I am afraid that I may miscarry again or may not conceive again. Is that true?
Having had a miscarriage does not mean that you cannot be a mother again. You have only a 15% chance of suffering another one. However, after two losses, the risk rises to 30%, and after three miscarriages, you have a 45% chance of another miscarriage.
It is wise to consult a specialist if you are having difficulty retaining your pregnancy. You would need specialised tests and treatment for the same.
When can one try to conceive after a miscarriage?
There is no one single answer to this question. However, most doctors would agree that you as a couple should complete the basic investigations (and treat the cause whenever possible) and you should recover your physical and mental health sufficiently before you are ready again. Usually 3 months is a good time for this process, however, it may vary vastly. Ask your doctor the recommendations for you.
What are the treatments available to prevent a miscarriage?
All women planning a pregnancy should be taking folic acid supplement. Once you get pregnant, visit your gynaecologist immediately. She/he would start progesterone capsules or gel(oral or vaginal) to support your pregnancy or give you Inj HCG weekly or twice a week. You should avoid exertion, emotional stress and travel.
In case, the specialist detects a specific causes for miscarriage, the same would be treated. For example if you have a uterine septum, surgery would help. Similarly, if you would benefit from heparin injections throughout pregnancy if your placenta is not allowing adequate blood flow to the baby.
How does a miscarriage take a physical and emotional toll on a woman?
Pregnancy is an event which brings joy and hope. So you as a couple are looking at a new horizon together. Miscarriage is not just the death of an as yet unborn entity, it is the shattering of a dream.
You may feel angry and helpless… “Why me!?” You may feel that you have let down yourself, your partner and family. Often in our society, the woman gets blamed for the miscarriage, for ‘things’ which she ‘did’ or ‘did not do’. You may feel guilty and a failure. Feelings of fatigue, loss of interest in everything, body pains, lack of sleep or excess sleep, loss of appetite, mood swings and wanting to be alone, can signal depression.

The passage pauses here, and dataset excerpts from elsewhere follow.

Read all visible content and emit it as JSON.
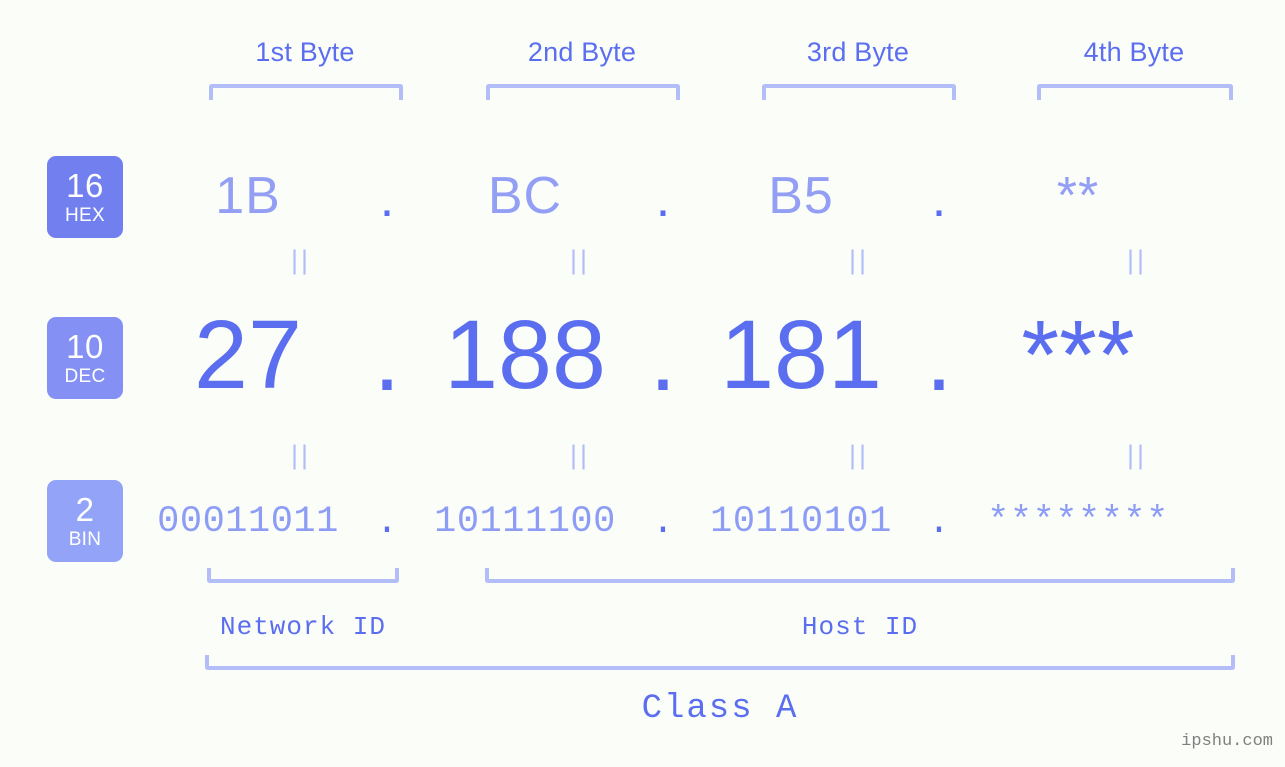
{
  "page": {
    "background_color": "#fbfdf8",
    "accent_color": "#5b6ef0",
    "muted_accent_color": "#8d9cf5",
    "bracket_color": "#b3bdf8",
    "watermark": "ipshu.com"
  },
  "byte_headers": [
    {
      "label": "1st Byte"
    },
    {
      "label": "2nd Byte"
    },
    {
      "label": "3rd Byte"
    },
    {
      "label": "4th Byte"
    }
  ],
  "bases": [
    {
      "number": "16",
      "name": "HEX",
      "color": "#7280ef"
    },
    {
      "number": "10",
      "name": "DEC",
      "color": "#8490f3"
    },
    {
      "number": "2",
      "name": "BIN",
      "color": "#93a4f8"
    }
  ],
  "rows": {
    "hex": {
      "values": [
        "1B",
        "BC",
        "B5",
        "**"
      ],
      "separator": "."
    },
    "dec": {
      "values": [
        "27",
        "188",
        "181",
        "***"
      ],
      "separator": "."
    },
    "bin": {
      "values": [
        "00011011",
        "10111100",
        "10110101",
        "********"
      ],
      "separator": "."
    }
  },
  "equality_marks": {
    "glyph": "||",
    "count_per_row": 4
  },
  "id_sections": [
    {
      "label": "Network ID"
    },
    {
      "label": "Host ID"
    }
  ],
  "class": {
    "label": "Class A"
  }
}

The above emotional turmoil is often compounded by anxiety about the outcome of a future pregnancy, as well as a dip in hormonal levels immediately post miscarriage.

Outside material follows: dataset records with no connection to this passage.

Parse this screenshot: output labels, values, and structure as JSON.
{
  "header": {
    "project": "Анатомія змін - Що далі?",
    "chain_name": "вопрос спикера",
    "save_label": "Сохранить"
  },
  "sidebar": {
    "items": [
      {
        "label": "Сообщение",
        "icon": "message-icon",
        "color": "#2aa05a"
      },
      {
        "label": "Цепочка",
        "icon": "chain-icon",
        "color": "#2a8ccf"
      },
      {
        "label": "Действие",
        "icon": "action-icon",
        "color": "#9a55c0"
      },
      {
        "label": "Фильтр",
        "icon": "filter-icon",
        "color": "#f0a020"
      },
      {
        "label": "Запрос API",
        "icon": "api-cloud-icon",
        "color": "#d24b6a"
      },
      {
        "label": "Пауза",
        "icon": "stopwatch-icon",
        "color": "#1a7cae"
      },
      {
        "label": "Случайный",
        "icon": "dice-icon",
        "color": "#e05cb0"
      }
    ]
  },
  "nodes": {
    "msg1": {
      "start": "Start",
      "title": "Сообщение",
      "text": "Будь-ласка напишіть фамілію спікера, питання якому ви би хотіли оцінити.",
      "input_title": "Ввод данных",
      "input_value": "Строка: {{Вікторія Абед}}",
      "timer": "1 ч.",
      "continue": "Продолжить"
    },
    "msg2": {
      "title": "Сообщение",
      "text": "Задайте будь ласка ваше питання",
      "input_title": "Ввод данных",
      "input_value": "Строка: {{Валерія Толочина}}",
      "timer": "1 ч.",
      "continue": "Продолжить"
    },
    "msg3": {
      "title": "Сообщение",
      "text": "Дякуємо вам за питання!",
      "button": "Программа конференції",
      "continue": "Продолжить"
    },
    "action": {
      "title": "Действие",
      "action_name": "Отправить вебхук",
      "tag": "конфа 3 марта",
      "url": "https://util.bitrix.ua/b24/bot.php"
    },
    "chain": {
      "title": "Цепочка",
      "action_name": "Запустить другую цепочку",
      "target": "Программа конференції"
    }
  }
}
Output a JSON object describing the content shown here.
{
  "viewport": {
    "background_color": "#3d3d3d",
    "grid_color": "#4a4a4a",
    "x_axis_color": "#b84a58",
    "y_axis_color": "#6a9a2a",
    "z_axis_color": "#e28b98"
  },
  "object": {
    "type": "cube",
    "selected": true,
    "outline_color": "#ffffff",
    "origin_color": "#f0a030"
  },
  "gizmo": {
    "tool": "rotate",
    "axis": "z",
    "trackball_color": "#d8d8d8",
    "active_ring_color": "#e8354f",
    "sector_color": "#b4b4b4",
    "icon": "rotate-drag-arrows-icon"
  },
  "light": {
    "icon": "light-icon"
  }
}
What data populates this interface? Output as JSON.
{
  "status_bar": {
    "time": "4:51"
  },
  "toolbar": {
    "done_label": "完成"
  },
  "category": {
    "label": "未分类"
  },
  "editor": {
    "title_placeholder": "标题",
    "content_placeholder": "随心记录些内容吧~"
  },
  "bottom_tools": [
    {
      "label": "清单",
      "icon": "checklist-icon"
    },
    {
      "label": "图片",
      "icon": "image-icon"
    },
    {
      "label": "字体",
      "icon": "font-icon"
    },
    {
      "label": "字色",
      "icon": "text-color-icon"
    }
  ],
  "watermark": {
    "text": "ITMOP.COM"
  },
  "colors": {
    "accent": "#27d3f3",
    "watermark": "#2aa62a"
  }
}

Your partner, though not as expressive, is likely to be grieving in his own way. He may, in addition, feel out of control, at being unable to set things right and may frequently seek work as a way out. Most men do not seek support and would rather procure more information on the subject and try to prevent a future mishap.

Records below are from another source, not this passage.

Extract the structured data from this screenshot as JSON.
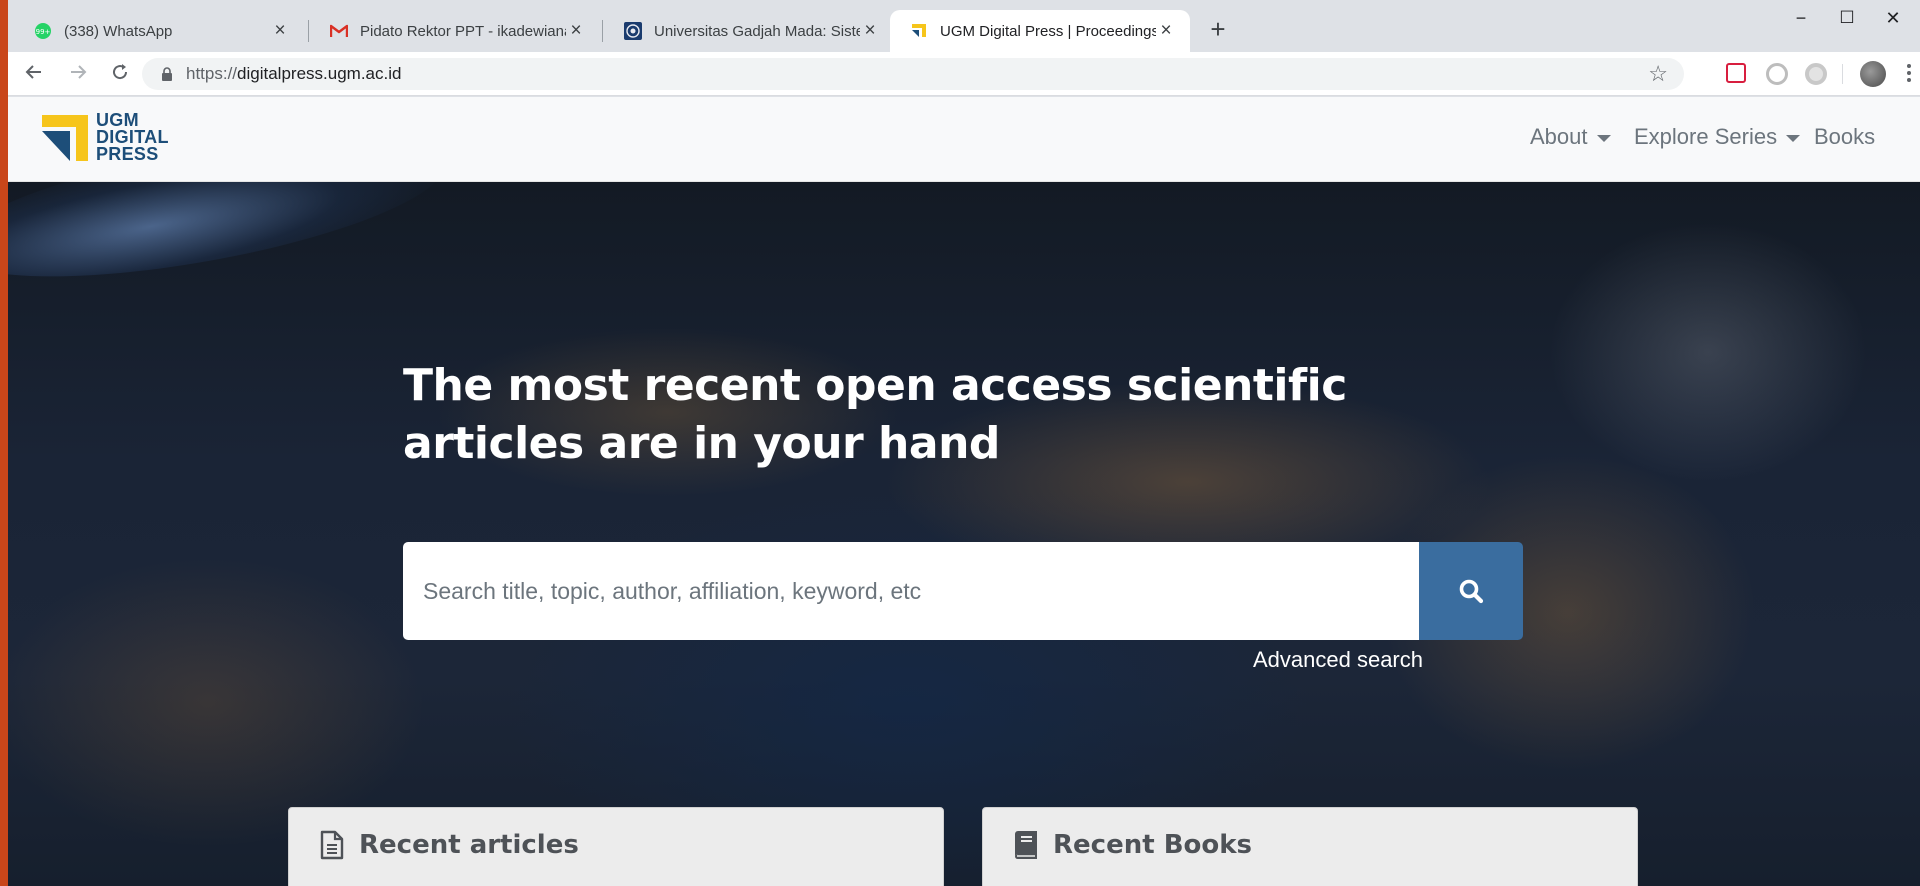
{
  "browser": {
    "tabs": [
      {
        "title": "(338) WhatsApp",
        "favicon": "whatsapp-icon",
        "active": false
      },
      {
        "title": "Pidato Rektor PPT - ikadewiana@",
        "favicon": "gmail-icon",
        "active": false
      },
      {
        "title": "Universitas Gadjah Mada: Sistem",
        "favicon": "ugm-seal-icon",
        "active": false
      },
      {
        "title": "UGM Digital Press | Proceedings",
        "favicon": "ugm-press-icon",
        "active": true
      }
    ],
    "new_tab": "+",
    "controls": {
      "minimize": "−",
      "maximize": "☐",
      "close": "✕"
    },
    "url_scheme": "https://",
    "url_host": "digitalpress.ugm.ac.id"
  },
  "site": {
    "logo_lines": [
      "UGM",
      "DIGITAL",
      "PRESS"
    ],
    "nav": [
      {
        "label": "About",
        "dropdown": true
      },
      {
        "label": "Explore Series",
        "dropdown": true
      },
      {
        "label": "Books",
        "dropdown": false
      }
    ],
    "hero_title": "The most recent open access scientific articles are in your hand",
    "search_placeholder": "Search title, topic, author, affiliation, keyword, etc",
    "advanced_search": "Advanced search",
    "cards": [
      {
        "title": "Recent articles",
        "icon": "document-icon"
      },
      {
        "title": "Recent Books",
        "icon": "book-icon"
      }
    ]
  },
  "colors": {
    "brand_blue": "#1d4e79",
    "brand_yellow": "#f6c51b",
    "search_button": "#3a6d9f",
    "nav_text": "#6c757d"
  }
}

How do I cope with a miscarriage?
Every woman is different and as such her ability to cope with a stressful situation differs.
You need to give yourself time and space to grieve. Grieving is a most natural reaction and your family should honour your feelings. You may decide to take time off from work or involve yourself in prayer or spiritual practices, or revive an old hobby or take up a new one.
You seek solace your husband and family.
Most partners do support each other unconditionally and miscarriage brings them closer. However, you may perceive your husband as ‘cold’ or your husband may feel that you are not trying to get over it soon enough and this may strain your relationship.
Family support (especially from mother and sister) is invaluable. Sometimes insensitive, though well-meaning relatives may unintentionally hurt your emotions and make you feel that you are over-reacting.
You may seek professional help from counsellors if things are beyond your control.
Meet your gynaecologist and ask her all the questions you need to. Your doctor will give you all the relevant information for future conception. Follow your gynaecologist's advice and perform all the requisite tests.
Hope for the future is the best coping mechanism for miscarriage. Life goes on!